| > There is no such thing as an "array". That's a human construct. Oh yeah; social construct, I would say, like gender. > I am from that generation that actually did useful things with machine language. Unfortunately, most of them are undefined behavior in C. > You are in charge. Less so than you may imagine. You're in charge as long as you follow the ISO C standard to the letter, and deviate from it only in ways granted by the compiler documentation (or else, careful object code inspection and testing). |
Despite what many might believe the universe didn't come to a halt when all we had was C and other "primitive" languages. The world ran and runs on massive amounts of code written in C. And any issues were due to programmers, not the language.
In the end it all reduces down to data and code in memory. It doesn't matter what language it is created with. Languages that are closer to the metal require the programmer to be highly skilled and also carefully plan and understand the code down to the machine level.
Higher level languages --say, APL, which I used professionally for about ten years-- disconnect you from all of that. They pad the heck out of data structures and use costly (time and space) code to access these data structures.
Object oriented languages add yet another layer of code on top of it all.
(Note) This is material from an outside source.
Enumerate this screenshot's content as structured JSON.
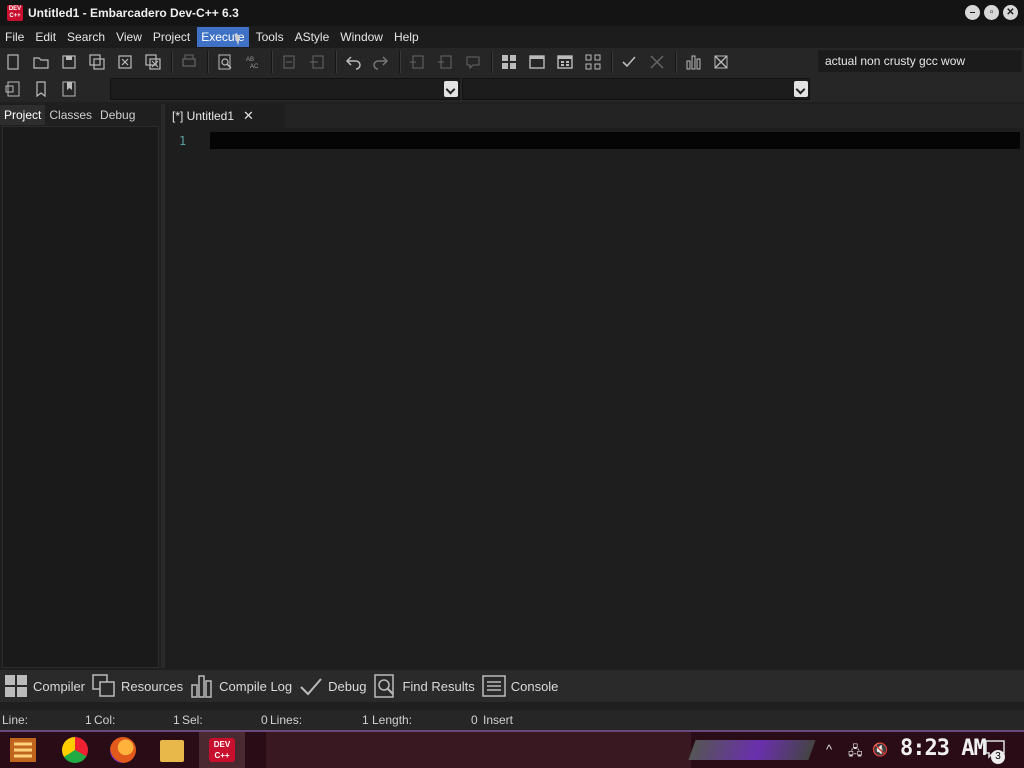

In the end a programmer can do absolutely everything done with advanced OO languages in assembler, or more conveniently, C. The cost is in the initial planning and the fact that a much more knowledgeable and skilled programmer is required in order to get close to the machine.
As an example, someone who thinks of the machine as something that can evaluate list comprehensions in Python and use OO to access data elements has no clue whatsoever about what and how might be happening at the memory level with their creations. Hence code bloat and slow code.
I am not, even for a second, proposing that the world must switch to pure C. There is justification for being lazy and using languages that operate at a much higher level of abstraction. Like I said above, I used APL for about ten years and it was fantastic.
My point is that blaming C for a lack of understanding or awareness of what happens at low levels isn't very honest at all. The processor does exactly what you, the programmer, tell it do to. Save failures (whether by design or such things as radiation triggered) I don't know of any processor that creatively misinterprets or modifies instructions loaded from memory, instructions put there by a programmer through one method or another.
Stop blaming languages and become better software developers.